Bild: Ajatollah Chamenei, das politische und religiöse Oberhaupt des Iran
Mit [1][dem iranischen Luftangriff auf Israel hat der Nahostkonflikt eine
neue, gefährliche Wende erhalten]. Allenthalben ergehen Warnungen vor einem
Flächenbrand. Zugleich dreht sich der Konflikt zurück zu seinen Anfängen in
den ersten Jahrzehnten nach Gründung des Staates Israel im Jahr 1948:
Damals handelte es sich um eine zwischenstaatliche Auseinandersetzung, mit
Israel auf der einen und einer Reihe arabischer Despotien auf der anderen
Seite.
Die arabischen Länder gedachten Israel von der Landkarte zu tilgen, Israel
wiederum ging es darum, die eigene Existenz zu sichern, auch durch
Gebietserweiterungen. Der Iran spielte damals keine Rolle. Über die
Palästinenser sprach kaum jemand, und wenn, dann dienten diese im
Propagandakrieg lediglich als Statisten zur Stützung arabischer Interessen.
Politisch spielten sie ebenfalls keine Rolle.
Das änderte sich erst Anfang [2][der 1970er Jahre nach der israelischen
Eroberung der Westbank im Sechstagekrieg 1967] und dem Aufstieg der säkular
orientierten PLO als politischer Vertretung der Palästinenser. Dieser
Emanzipation waren allerdings Grenzen gesetzt – durch die arabischen
Staaten, auf deren Unterstützung die PLO angewiesen blieb. Nichtsdestotrotz
vermochten es die Palästinenser, eine eigenständige Rolle im Konflikt
anzunehmen. Dabei blieb es auch, als Islamisten wie die Hamas die alten
säkularen Kräfte überflügelten. Aber auch sie blieben vom Wohlwollen
einiger Staaten wie Katar abhängig.
Vor allem aber übernahm der Iran die Rolle des Patenonkels für die
Palästinenser, während eine Reihe arabischer Staaten ihren Frieden mit dem
nach rechts gerückten Israel schloss und dem Palästinenserkonflikt fortan
keine größere Beachtung mehr schenkte. Das schiitische Regime in Teheran
pflegte schon immer besondere Nichtbeziehungen zu Israel, dem Erzfeind, der
nicht einmal beim Namen, sondern nur „zionistisches Gebilde“ genannt wird.

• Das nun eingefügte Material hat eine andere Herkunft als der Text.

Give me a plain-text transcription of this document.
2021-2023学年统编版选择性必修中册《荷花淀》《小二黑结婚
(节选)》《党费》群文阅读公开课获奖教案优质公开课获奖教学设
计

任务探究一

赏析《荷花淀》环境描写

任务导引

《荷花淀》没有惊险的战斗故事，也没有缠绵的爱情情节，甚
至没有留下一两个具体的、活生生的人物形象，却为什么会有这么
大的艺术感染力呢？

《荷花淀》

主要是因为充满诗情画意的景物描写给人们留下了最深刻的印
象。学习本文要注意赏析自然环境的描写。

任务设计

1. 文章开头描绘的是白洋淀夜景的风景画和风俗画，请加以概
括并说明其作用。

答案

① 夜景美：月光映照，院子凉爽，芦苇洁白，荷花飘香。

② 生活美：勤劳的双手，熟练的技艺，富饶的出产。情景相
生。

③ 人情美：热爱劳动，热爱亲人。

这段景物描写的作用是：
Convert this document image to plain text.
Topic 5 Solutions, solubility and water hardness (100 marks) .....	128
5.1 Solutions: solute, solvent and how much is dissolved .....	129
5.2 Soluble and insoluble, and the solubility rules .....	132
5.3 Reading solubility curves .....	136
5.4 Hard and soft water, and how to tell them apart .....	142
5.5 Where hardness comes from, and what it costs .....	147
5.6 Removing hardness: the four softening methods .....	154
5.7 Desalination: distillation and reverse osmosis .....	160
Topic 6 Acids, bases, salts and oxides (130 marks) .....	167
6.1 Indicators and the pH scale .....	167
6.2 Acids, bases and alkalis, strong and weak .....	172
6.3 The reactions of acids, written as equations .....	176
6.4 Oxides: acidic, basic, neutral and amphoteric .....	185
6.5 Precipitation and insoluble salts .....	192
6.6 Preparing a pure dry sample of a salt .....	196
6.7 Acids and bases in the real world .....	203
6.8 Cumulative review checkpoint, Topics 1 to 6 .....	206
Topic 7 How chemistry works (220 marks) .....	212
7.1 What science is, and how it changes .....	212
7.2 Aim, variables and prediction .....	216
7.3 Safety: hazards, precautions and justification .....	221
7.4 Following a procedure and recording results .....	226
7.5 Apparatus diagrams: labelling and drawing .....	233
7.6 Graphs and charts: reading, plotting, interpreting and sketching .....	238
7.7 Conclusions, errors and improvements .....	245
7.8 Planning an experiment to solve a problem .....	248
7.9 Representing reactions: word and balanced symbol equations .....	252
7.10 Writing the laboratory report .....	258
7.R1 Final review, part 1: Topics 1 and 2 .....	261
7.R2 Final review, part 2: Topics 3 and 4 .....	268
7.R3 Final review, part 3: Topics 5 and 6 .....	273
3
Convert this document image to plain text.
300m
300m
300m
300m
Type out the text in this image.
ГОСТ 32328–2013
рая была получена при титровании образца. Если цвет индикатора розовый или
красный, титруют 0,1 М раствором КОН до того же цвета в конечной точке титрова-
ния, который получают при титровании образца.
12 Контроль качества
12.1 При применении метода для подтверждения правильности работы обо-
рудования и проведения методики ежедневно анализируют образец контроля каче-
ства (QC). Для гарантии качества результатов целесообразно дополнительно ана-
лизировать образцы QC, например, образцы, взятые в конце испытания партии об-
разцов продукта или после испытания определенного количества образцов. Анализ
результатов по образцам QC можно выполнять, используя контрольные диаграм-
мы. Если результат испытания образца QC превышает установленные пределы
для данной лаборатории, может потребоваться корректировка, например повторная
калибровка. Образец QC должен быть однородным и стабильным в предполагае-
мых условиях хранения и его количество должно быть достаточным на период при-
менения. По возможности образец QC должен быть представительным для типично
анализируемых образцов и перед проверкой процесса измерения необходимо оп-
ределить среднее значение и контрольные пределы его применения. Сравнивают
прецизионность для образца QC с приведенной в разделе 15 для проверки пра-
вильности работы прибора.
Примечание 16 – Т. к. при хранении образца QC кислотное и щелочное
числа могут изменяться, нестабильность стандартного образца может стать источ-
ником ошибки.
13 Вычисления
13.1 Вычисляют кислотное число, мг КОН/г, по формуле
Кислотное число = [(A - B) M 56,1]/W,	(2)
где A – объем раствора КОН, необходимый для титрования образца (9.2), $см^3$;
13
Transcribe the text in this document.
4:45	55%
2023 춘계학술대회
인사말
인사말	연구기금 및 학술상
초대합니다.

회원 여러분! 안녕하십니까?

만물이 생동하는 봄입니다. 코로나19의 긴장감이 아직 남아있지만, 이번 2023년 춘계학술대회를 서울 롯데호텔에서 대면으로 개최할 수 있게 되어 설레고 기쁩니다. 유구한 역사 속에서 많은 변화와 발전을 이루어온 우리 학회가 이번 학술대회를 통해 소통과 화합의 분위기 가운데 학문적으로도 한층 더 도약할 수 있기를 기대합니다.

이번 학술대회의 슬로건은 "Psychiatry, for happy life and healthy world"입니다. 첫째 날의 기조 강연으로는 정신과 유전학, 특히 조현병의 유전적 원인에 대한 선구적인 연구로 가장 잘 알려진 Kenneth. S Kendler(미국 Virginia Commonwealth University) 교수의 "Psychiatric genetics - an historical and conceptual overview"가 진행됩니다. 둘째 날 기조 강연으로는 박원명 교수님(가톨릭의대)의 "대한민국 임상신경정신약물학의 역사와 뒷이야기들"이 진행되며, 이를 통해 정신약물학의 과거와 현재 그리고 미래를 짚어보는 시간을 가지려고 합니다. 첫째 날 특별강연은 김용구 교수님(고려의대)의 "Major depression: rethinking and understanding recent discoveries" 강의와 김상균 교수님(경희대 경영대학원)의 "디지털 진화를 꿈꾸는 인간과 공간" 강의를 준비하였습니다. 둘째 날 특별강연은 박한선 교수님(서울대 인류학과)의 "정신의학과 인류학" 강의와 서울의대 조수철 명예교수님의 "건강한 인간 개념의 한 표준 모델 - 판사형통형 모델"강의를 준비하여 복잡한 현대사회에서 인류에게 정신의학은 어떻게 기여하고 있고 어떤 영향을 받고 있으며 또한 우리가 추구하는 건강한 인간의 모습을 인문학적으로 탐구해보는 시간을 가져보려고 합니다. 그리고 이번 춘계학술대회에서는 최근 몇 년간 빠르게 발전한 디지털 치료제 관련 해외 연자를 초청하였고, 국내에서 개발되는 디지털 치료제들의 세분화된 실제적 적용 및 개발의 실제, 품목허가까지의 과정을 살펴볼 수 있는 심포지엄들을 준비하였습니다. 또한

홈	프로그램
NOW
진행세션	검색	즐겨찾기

Ob es dem Iran dabei wirklich um das Wohl der Palästinenser geht, darf aber
bezweifelt werden. Vor allem möchte das Mullah-Regime mit seinen Satelliten
von den jemenitischen Huthis über die libanesische Hisbollah bis zur
palästinensisch-sunnitischen Hamas die eigene Rolle als Regionalmacht
ausbauen, um damit den arabischen Raum dominieren zu können. Genau deshalb
drohen die Palästinenser wieder zu Objekten herabzusinken, denen man für
ihren Terror herzlich zugeneigt ist, deren Tod man aber billigend in Kauf
nimmt.
Zugleich führen die iranischen Ansprüche dazu, dass Staaten auf der
Arabischen Halbinsel näher an Israel heranrücken, weil sie nicht von
Teheran dominiert werden möchten. Insofern hat der Iran mit dem Angriff auf
Israel das Gegenteil dessen bewirkt, was in seinem Interesse steht:
Arabische Staaten rücken nun näher an Israel, das sich wiederum angesichts
der Bedrohung aus Teheran weniger Kritik an der Kriegsführung in Gaza
ausgesetzt sieht
## Verhindertes Blutbad
Jetzt stehen wir möglicherweise am Beginn eines Kriegs zwischen Israel und
dem Iran. Es ist kaum zu erwarten, dass Israel den Ratschlägen westlicher
Verbündeter folgt und auf einen Gegenschlag verzichtet. Es wäre auch keine
Spezialität Benjamin Netanjahus, sollte er den Befehl zum Angriff geben.
Israel hat in seinem Existenzkampf immer auf Abschreckung gesetzt. Es ist
dabei nicht schlecht gefahren, jedenfalls besser als mit dem gescheiterten
Friedensabkommen von Oslo. Auch die erfolgreiche Abwehr der iranischen
Raketen- und Drohnenattacke zeigt eigene militärische Fähigkeiten. Das
Blutbad, das ohne Abwehrmaßnahmen hätte entstehen können, möchte man sich
nicht ausmalen.
Israel hat jedes Recht, diesen Angriff militärisch zu beantworten – auch
wenn Israel mit dem Schlag auf das iranische Konsulat in Damaskus die Lunte
gelegt hatte. Der Iran hat nach seinem Angriff deutlich gemacht, dass er
zum jetzigen Zeitpunkt an einer Eskalation kein Interesse hat und hat fast
schon darum gebettelt, dass Netanjahu seine Raketen in den Silos lässt.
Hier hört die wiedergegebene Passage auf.